Dans le cas du Sénégal, par exemple, Internet.Org a eu à collaborer avec l’opérateur Tigo, du groupe suédois Millicom. Les services qui sont gratuitement accessibles – à condition d’être client de Tigo Sénégal – sont très limités. On peut mentionner des sites tels que DakarActu.com, BBCNews, Bing, et… Facebook. Cette limitation imposée par Facebook avait déjà fait grincer des dents – et c’est un euphémisme – lors du lancement d’Internet.Org en Inde, où beaucoup de personnes avaient dénoncé son non-respect du principe de la neutralité du net.
Aujourd’hui, je crois qu’Internet.org, ne connectera en rien le monde, contrairement à ce que son slogan laisse penser. En tout cas pas avec ses partenariats avec les opérateurs mobiles pour rendre le web -une infime partie infime du web, pour être plus précis- accessible gratuitement. Je suis même tenté de croire qu’Internet.Org n’a peut-être pas pour première vocation de « connecter le monde ».
Internet.Org s’adresse finalement à des personnes qui ont déjà accès d’une manière ou d’une autre, à Internet. Dans le cadre de Tigo Sénégal par exemple, tous les utilisateurs qui en bénéficieront sont des personnes qui utilisaient déjà le service d’Internet mobile de Tigo préalablement. Rendre gratuit une partie d’Internet pourrait peut être inciter ces internautes occasionnels à se connecter plus souvent. Mais cela ne résout pas le problème de l’accès à Internet pour les « deux-tiers de la population mondiale » que Facebook prétend vouloir connecter avec Internet.Org.

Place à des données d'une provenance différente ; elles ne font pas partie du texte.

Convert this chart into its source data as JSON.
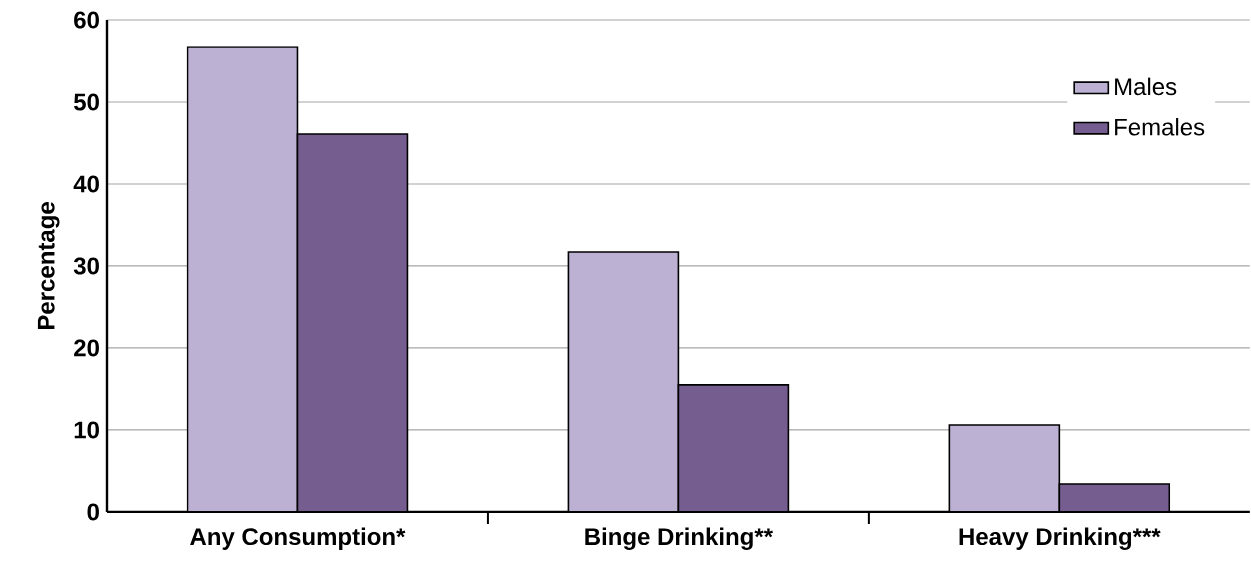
{
  "chart_data": {
    "type": "bar",
    "ylabel": "Percentage",
    "categories": [
      "Any Consumption*",
      "Binge Drinking**",
      "Heavy Drinking***"
    ],
    "series": [
      {
        "name": "Males",
        "color": "#bcb1d2",
        "values": [
          56.7,
          31.7,
          10.6
        ]
      },
      {
        "name": "Females",
        "color": "#755e8f",
        "values": [
          46.1,
          15.5,
          3.4
        ]
      }
    ],
    "ylim": [
      0,
      60
    ],
    "yticks": [
      0,
      10,
      20,
      30,
      40,
      50,
      60
    ],
    "grid": "y",
    "legend": "top right"
  }
}
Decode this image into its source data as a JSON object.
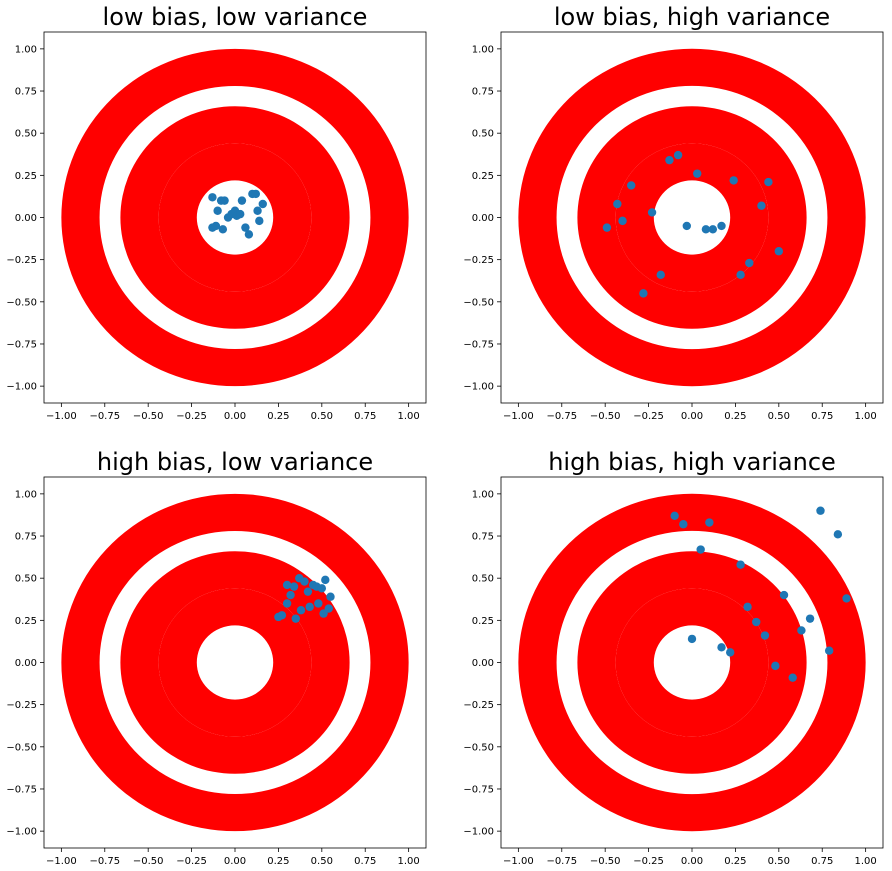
{
  "chart_data": [
    {
      "type": "scatter",
      "title": "low bias,  low variance",
      "xlabel": "",
      "ylabel": "",
      "xlim": [
        -1.1,
        1.1
      ],
      "ylim": [
        -1.1,
        1.1
      ],
      "xticks": [
        "−1.00",
        "−0.75",
        "−0.50",
        "−0.25",
        "0.00",
        "0.25",
        "0.50",
        "0.75",
        "1.00"
      ],
      "yticks": [
        "−1.00",
        "−0.75",
        "−0.50",
        "−0.25",
        "0.00",
        "0.25",
        "0.50",
        "0.75",
        "1.00"
      ],
      "grid": false,
      "target_rings": [
        [
          0.78,
          1.0
        ],
        [
          0.44,
          0.66
        ],
        [
          0.22,
          0.44
        ]
      ],
      "target_color": "#ff0000",
      "point_color": "#1f77b4",
      "points": [
        [
          -0.13,
          0.12
        ],
        [
          -0.08,
          0.1
        ],
        [
          -0.06,
          0.1
        ],
        [
          -0.1,
          0.04
        ],
        [
          -0.13,
          -0.06
        ],
        [
          -0.11,
          -0.05
        ],
        [
          -0.07,
          -0.07
        ],
        [
          -0.04,
          0.0
        ],
        [
          -0.02,
          0.02
        ],
        [
          0.0,
          0.04
        ],
        [
          0.01,
          0.01
        ],
        [
          0.03,
          0.02
        ],
        [
          0.04,
          0.1
        ],
        [
          0.06,
          -0.06
        ],
        [
          0.08,
          -0.1
        ],
        [
          0.1,
          0.14
        ],
        [
          0.12,
          0.14
        ],
        [
          0.13,
          0.04
        ],
        [
          0.14,
          -0.02
        ],
        [
          0.16,
          0.08
        ]
      ]
    },
    {
      "type": "scatter",
      "title": "low bias,  high variance",
      "xlabel": "",
      "ylabel": "",
      "xlim": [
        -1.1,
        1.1
      ],
      "ylim": [
        -1.1,
        1.1
      ],
      "xticks": [
        "−1.00",
        "−0.75",
        "−0.50",
        "−0.25",
        "0.00",
        "0.25",
        "0.50",
        "0.75",
        "1.00"
      ],
      "yticks": [
        "−1.00",
        "−0.75",
        "−0.50",
        "−0.25",
        "0.00",
        "0.25",
        "0.50",
        "0.75",
        "1.00"
      ],
      "grid": false,
      "target_rings": [
        [
          0.78,
          1.0
        ],
        [
          0.44,
          0.66
        ],
        [
          0.22,
          0.44
        ]
      ],
      "target_color": "#ff0000",
      "point_color": "#1f77b4",
      "points": [
        [
          -0.49,
          -0.06
        ],
        [
          -0.43,
          0.08
        ],
        [
          -0.4,
          -0.02
        ],
        [
          -0.35,
          0.19
        ],
        [
          -0.28,
          -0.45
        ],
        [
          -0.23,
          0.03
        ],
        [
          -0.18,
          -0.34
        ],
        [
          -0.13,
          0.34
        ],
        [
          -0.08,
          0.37
        ],
        [
          -0.03,
          -0.05
        ],
        [
          0.03,
          0.26
        ],
        [
          0.08,
          -0.07
        ],
        [
          0.12,
          -0.07
        ],
        [
          0.17,
          -0.05
        ],
        [
          0.24,
          0.22
        ],
        [
          0.28,
          -0.34
        ],
        [
          0.33,
          -0.27
        ],
        [
          0.4,
          0.07
        ],
        [
          0.44,
          0.21
        ],
        [
          0.5,
          -0.2
        ]
      ]
    },
    {
      "type": "scatter",
      "title": "high bias,  low variance",
      "xlabel": "",
      "ylabel": "",
      "xlim": [
        -1.1,
        1.1
      ],
      "ylim": [
        -1.1,
        1.1
      ],
      "xticks": [
        "−1.00",
        "−0.75",
        "−0.50",
        "−0.25",
        "0.00",
        "0.25",
        "0.50",
        "0.75",
        "1.00"
      ],
      "yticks": [
        "−1.00",
        "−0.75",
        "−0.50",
        "−0.25",
        "0.00",
        "0.25",
        "0.50",
        "0.75",
        "1.00"
      ],
      "grid": false,
      "target_rings": [
        [
          0.78,
          1.0
        ],
        [
          0.44,
          0.66
        ],
        [
          0.22,
          0.44
        ]
      ],
      "target_color": "#ff0000",
      "point_color": "#1f77b4",
      "points": [
        [
          0.25,
          0.27
        ],
        [
          0.27,
          0.28
        ],
        [
          0.3,
          0.35
        ],
        [
          0.3,
          0.46
        ],
        [
          0.32,
          0.4
        ],
        [
          0.34,
          0.45
        ],
        [
          0.35,
          0.26
        ],
        [
          0.37,
          0.5
        ],
        [
          0.38,
          0.31
        ],
        [
          0.4,
          0.48
        ],
        [
          0.42,
          0.42
        ],
        [
          0.43,
          0.33
        ],
        [
          0.45,
          0.46
        ],
        [
          0.47,
          0.45
        ],
        [
          0.48,
          0.35
        ],
        [
          0.5,
          0.44
        ],
        [
          0.51,
          0.29
        ],
        [
          0.52,
          0.49
        ],
        [
          0.54,
          0.32
        ],
        [
          0.55,
          0.39
        ]
      ]
    },
    {
      "type": "scatter",
      "title": "high bias,  high variance",
      "xlabel": "",
      "ylabel": "",
      "xlim": [
        -1.1,
        1.1
      ],
      "ylim": [
        -1.1,
        1.1
      ],
      "xticks": [
        "−1.00",
        "−0.75",
        "−0.50",
        "−0.25",
        "0.00",
        "0.25",
        "0.50",
        "0.75",
        "1.00"
      ],
      "yticks": [
        "−1.00",
        "−0.75",
        "−0.50",
        "−0.25",
        "0.00",
        "0.25",
        "0.50",
        "0.75",
        "1.00"
      ],
      "grid": false,
      "target_rings": [
        [
          0.78,
          1.0
        ],
        [
          0.44,
          0.66
        ],
        [
          0.22,
          0.44
        ]
      ],
      "target_color": "#ff0000",
      "point_color": "#1f77b4",
      "points": [
        [
          -0.1,
          0.87
        ],
        [
          -0.05,
          0.82
        ],
        [
          0.0,
          0.14
        ],
        [
          0.05,
          0.67
        ],
        [
          0.1,
          0.83
        ],
        [
          0.17,
          0.09
        ],
        [
          0.22,
          0.06
        ],
        [
          0.28,
          0.58
        ],
        [
          0.32,
          0.33
        ],
        [
          0.37,
          0.24
        ],
        [
          0.42,
          0.16
        ],
        [
          0.48,
          -0.02
        ],
        [
          0.53,
          0.4
        ],
        [
          0.58,
          -0.09
        ],
        [
          0.63,
          0.19
        ],
        [
          0.68,
          0.26
        ],
        [
          0.74,
          0.9
        ],
        [
          0.79,
          0.07
        ],
        [
          0.84,
          0.76
        ],
        [
          0.89,
          0.38
        ]
      ]
    }
  ]
}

Ensuite, je ne comprends pas l’intérêt de limiter les sites et services auxquels accèdent les internautes via Internet.Org. « Connecter le monde » signifie donner accès à la totalité du web, et non à une dizaine de sites web partenaires. Cela va à l’encontre même de l’essence d’Internet qui a été pensée pour être un réseau où tout est accessible et se partage. Il n’y a pas un Internet à double face, l’une pour le tiers privilégié, et l’autre pour les deux-tiers désavantagés. L’effort nécessaire et légitime pour démocratiser l’accès à Internet ne devrait pas apporter plus de fractures qu’il n’y a déjà.
Il n’y a pas de formule pour « connecter le monde » différente en fonction de la localisation géographique sur le globe. Il faut des infrastructures, des régulations favorables et promouvant un secteur économique numérique qualitatif et concurrentiel afin de faire baisser les coûts d’accès à Internet, tout en en améliorant la qualité des canaux d’accès. Quant à Internet.Org, sa plus grande victoire sera surtout d’accroître le nombre d’utilisateurs actifs de Facebook dans le monde.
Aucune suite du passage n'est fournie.